49 It also suggested that if the parties should choose to make use of Section 14 of the Act, which allows them to resort to the services of a private mediator instead of the normal conciliation machinery, the services of the former should be paid for by the government. This would be in keeping with the public payment of conciliation officers and the chairmen of conciliation boards and might encourage greater use of private mediators acceptable to both sides. As a further inducement to the peaceful resolution of industrial disputes, it proposed that the Act explicitly authorize the use of mediators and conciliation boards as arbitration tribunals where the parties are prepared formally to agree to this in advance.

50 A number of recommendations were advanced—most of them dealing with the timing element in the present procedure—with this purpose in mind.

51 Although it was recommended that provision be made for joint certification by two or more unions, this is not likely to prove of much practical import.
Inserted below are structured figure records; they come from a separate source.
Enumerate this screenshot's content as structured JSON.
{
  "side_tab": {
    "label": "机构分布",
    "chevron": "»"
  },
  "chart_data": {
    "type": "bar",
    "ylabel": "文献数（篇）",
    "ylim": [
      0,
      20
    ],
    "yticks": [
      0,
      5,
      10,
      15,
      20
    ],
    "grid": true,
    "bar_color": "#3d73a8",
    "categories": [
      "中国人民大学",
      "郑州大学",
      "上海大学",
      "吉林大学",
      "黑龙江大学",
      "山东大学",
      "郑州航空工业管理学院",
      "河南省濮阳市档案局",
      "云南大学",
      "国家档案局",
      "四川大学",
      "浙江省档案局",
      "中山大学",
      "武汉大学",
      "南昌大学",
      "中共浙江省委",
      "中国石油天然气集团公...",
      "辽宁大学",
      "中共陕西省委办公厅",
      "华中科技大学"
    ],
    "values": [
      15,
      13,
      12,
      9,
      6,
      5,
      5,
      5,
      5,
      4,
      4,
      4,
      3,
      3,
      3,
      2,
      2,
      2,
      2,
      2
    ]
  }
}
52 See, for example, Hildebrand, George H., “The Use of Tripartite Bodies to Supplement Collective Bargaining,” in Somers, Gerald G., ed., Proceedings of the 1961 Spring Meeting of the Industrial Relations Research Association (Chicago, 05 4 and 5, 1961), 5564 Google Scholar, reprinted from the July, 1961, issue of the Labor Law Journal. See also Hildebrand, George H., The Use of Informed Neutrals in Difficult Bargaining Situations (Ithaca, 1961).Google Scholar

53 It is doubtful that the headquarters of the various international unions involved would agree to such an arrangement. On the question of jurisdiction, few international unions, especially in the building trades, have ever granted a great deal of autonomy to their Canadian locals. See Norgren, Paul H., “The Labor Link Between Canada and the United States,” Industrial and Labor Relations Review IV, no. 1, 10, 1950.Google Scholar

54 It is to be noted that the Ontario Labour Relations Board and the Jurisdictional Disputes Commission have both had the right to resort to more direct measures in some cases. The Board has had the power to order appropriate remedial action in cases involving discriminatory discharge for engaging in union activity and the Jurisdictional Disputes Commission has had wide discretion to issue cease and desist orders wherever it felt them to be necessary.
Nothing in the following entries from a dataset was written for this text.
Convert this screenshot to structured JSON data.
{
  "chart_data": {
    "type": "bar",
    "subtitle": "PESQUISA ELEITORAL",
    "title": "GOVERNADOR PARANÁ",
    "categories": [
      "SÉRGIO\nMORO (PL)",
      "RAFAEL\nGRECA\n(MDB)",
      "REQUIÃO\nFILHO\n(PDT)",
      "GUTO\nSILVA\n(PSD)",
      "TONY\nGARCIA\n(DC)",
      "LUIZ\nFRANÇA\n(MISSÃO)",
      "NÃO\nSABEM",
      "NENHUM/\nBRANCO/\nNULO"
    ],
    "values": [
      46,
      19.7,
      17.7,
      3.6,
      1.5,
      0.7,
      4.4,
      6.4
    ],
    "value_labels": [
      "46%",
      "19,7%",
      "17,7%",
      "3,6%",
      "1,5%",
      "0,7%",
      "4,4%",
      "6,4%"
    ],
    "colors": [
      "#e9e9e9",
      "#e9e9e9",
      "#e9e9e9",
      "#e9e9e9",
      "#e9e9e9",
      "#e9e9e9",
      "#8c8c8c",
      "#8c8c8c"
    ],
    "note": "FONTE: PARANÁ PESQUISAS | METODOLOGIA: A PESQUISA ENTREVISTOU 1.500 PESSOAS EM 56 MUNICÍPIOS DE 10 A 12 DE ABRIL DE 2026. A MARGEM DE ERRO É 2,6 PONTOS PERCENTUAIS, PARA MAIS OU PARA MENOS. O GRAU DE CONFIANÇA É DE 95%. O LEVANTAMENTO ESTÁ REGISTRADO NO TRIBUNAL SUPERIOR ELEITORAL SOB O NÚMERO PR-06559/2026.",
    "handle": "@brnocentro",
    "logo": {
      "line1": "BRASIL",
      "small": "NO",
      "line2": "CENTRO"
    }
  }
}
55 The absence of such a policy is likely to result in under-utilization of the existing labour force and the concomitant attachment of undue amounts of labour to the industry. If a contractor is rained out on two days of the week and cannot work his normal crew more than the standard hours of work on the remaining days without paying them overtime rates, he will be tempted either to postpone the work or to hire extra workers to make up for the lost time. When a job is rained out on a particular day, it might be wise to provide for limited extra hours of work on subsequent days at the normal rate of pay, to ensure the existing work force more regular weekly take-home pay and reduce the amount of labour required by the industry.

56 Because of the differing characteristics of the various sectors of the industry, there would probably have to be a separate unit for each of the major sectors.
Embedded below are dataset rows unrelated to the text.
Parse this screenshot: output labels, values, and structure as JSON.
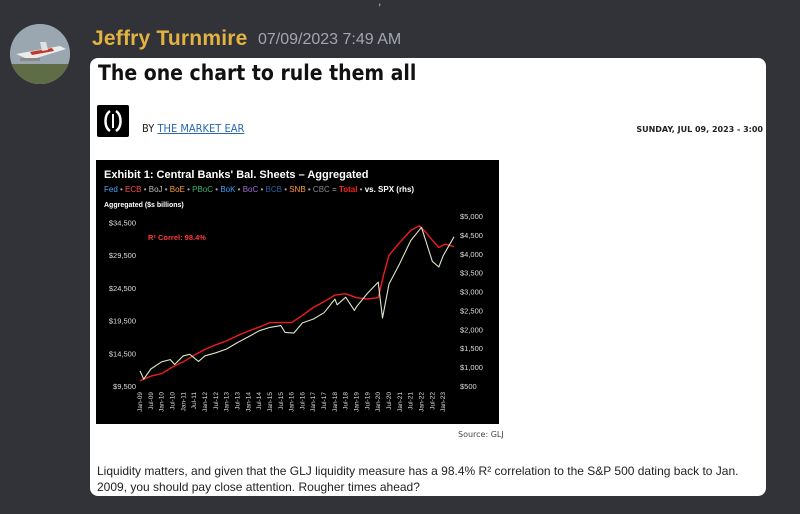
{
  "message": {
    "username": "Jeffry Turnmire",
    "timestamp": "07/09/2023 7:49 AM",
    "avatar": "airplane-avatar"
  },
  "embed": {
    "title": "The one chart to rule them all",
    "byline_prefix": "BY",
    "author": "THE MARKET EAR",
    "date": "SUNDAY, JUL 09, 2023 - 3:00",
    "source": "Source: GLJ",
    "text": "Liquidity matters, and given that the GLJ liquidity measure has a 98.4% R² correlation to the S&P 500 dating back to Jan. 2009, you should pay close attention. Rougher times ahead?"
  },
  "chart_data": {
    "type": "line",
    "title": "Exhibit 1: Central Banks' Bal. Sheets – Aggregated",
    "legend": [
      {
        "name": "Fed",
        "color": "#4da3ff"
      },
      {
        "name": "ECB",
        "color": "#ff4d4d"
      },
      {
        "name": "BoJ",
        "color": "#bbbbbb"
      },
      {
        "name": "BoE",
        "color": "#ffa033"
      },
      {
        "name": "PBoC",
        "color": "#3cb371"
      },
      {
        "name": "BoK",
        "color": "#3aa0ff"
      },
      {
        "name": "BoC",
        "color": "#a070d0"
      },
      {
        "name": "BCB",
        "color": "#2c5f9e"
      },
      {
        "name": "SNB",
        "color": "#ff9933"
      },
      {
        "name": "CBC",
        "color": "#888888"
      },
      {
        "name": "Total",
        "color": "#ff2020"
      },
      {
        "name": "vs. SPX (rhs)",
        "color": "#ffffff"
      }
    ],
    "legend_sep": "•",
    "legend_eq": "=",
    "ylabel": "Aggregated ($s billions)",
    "annotation": "R² Correl: 98.4%",
    "left_ticks": [
      "$34,500",
      "$29,500",
      "$24,500",
      "$19,500",
      "$14,500",
      "$9,500"
    ],
    "left_values": [
      34500,
      29500,
      24500,
      19500,
      14500,
      9500
    ],
    "ylim_left": [
      9500,
      35500
    ],
    "right_ticks": [
      "$5,000",
      "$4,500",
      "$4,000",
      "$3,500",
      "$3,000",
      "$2,500",
      "$2,000",
      "$1,500",
      "$1,000",
      "$500"
    ],
    "right_values": [
      5000,
      4500,
      4000,
      3500,
      3000,
      2500,
      2000,
      1500,
      1000,
      500
    ],
    "ylim_right": [
      500,
      5000
    ],
    "x_ticks": [
      "Jan-09",
      "Jul-09",
      "Jan-10",
      "Jul-10",
      "Jan-11",
      "Jul-11",
      "Jan-12",
      "Jul-12",
      "Jan-13",
      "Jul-13",
      "Jan-14",
      "Jul-14",
      "Jan-15",
      "Jul-15",
      "Jan-16",
      "Jul-16",
      "Jan-17",
      "Jul-17",
      "Jan-18",
      "Jul-18",
      "Jan-19",
      "Jul-19",
      "Jan-20",
      "Jul-20",
      "Jan-21",
      "Jul-21",
      "Jan-22",
      "Jul-22",
      "Jan-23"
    ],
    "series": [
      {
        "name": "Total",
        "color": "#ee1c1c",
        "axis": "left",
        "x": [
          2009.0,
          2009.5,
          2010.0,
          2010.5,
          2011.0,
          2011.5,
          2012.0,
          2012.5,
          2013.0,
          2013.5,
          2014.0,
          2014.5,
          2015.0,
          2015.5,
          2016.0,
          2016.5,
          2017.0,
          2017.5,
          2018.0,
          2018.5,
          2019.0,
          2019.5,
          2020.0,
          2020.25,
          2020.5,
          2021.0,
          2021.5,
          2021.9,
          2022.2,
          2022.5,
          2022.8,
          2023.1,
          2023.5
        ],
        "values": [
          10300,
          11000,
          11400,
          12400,
          13200,
          14200,
          15100,
          15800,
          16400,
          17200,
          17900,
          18500,
          19200,
          19200,
          19200,
          20300,
          21500,
          22400,
          23400,
          23600,
          23000,
          22800,
          23000,
          26500,
          29500,
          31500,
          33300,
          34000,
          33000,
          31800,
          30700,
          31200,
          30800
        ]
      },
      {
        "name": "vs. SPX (rhs)",
        "color": "#d8e8c8",
        "axis": "right",
        "x": [
          2009.0,
          2009.17,
          2009.5,
          2010.0,
          2010.4,
          2010.6,
          2011.0,
          2011.3,
          2011.7,
          2012.0,
          2012.5,
          2013.0,
          2013.5,
          2014.0,
          2014.5,
          2015.0,
          2015.5,
          2015.7,
          2016.1,
          2016.5,
          2017.0,
          2017.5,
          2018.0,
          2018.1,
          2018.5,
          2018.9,
          2019.0,
          2019.5,
          2020.0,
          2020.2,
          2020.5,
          2021.0,
          2021.5,
          2022.0,
          2022.5,
          2022.8,
          2023.0,
          2023.5
        ],
        "values": [
          900,
          680,
          950,
          1140,
          1200,
          1070,
          1300,
          1340,
          1150,
          1300,
          1380,
          1480,
          1650,
          1800,
          1960,
          2050,
          2100,
          1920,
          1900,
          2170,
          2270,
          2440,
          2800,
          2650,
          2850,
          2500,
          2600,
          2950,
          3250,
          2300,
          3200,
          3750,
          4350,
          4700,
          3800,
          3650,
          3950,
          4450
        ]
      }
    ]
  }
}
57 It did suggest that all contracts in the industry terminate on the same date and that a single set of conciliation proceedings be set in motion to deal wih all outstanding disputes as of the expiry dates of the old agreements. While there is considerable merit in each of these proposals, neither really gets to the root of the problem. Unless the contractors are strong and united they would still be subject to the whipsawing tactics which the unions have employed successfully in the past. Given contractors' associations with greater internal strength and cohesiveness, on the other hand, both of these proposals would certainly be of immense strategic value to the employers.

58 This is not to imply that it was the primary purpose of the Commission to facilitate collective bargaining in residential construction. In so far as this seemed to be one of the most effective means by which to eradicate abuse of labour, however, it was bound to be a central consideration. Judging by past performance in the industry it is not unreasonable to suggest that without effective organization the residential workers will remain exceedingly vulnerable to adverse swings in the economic environment.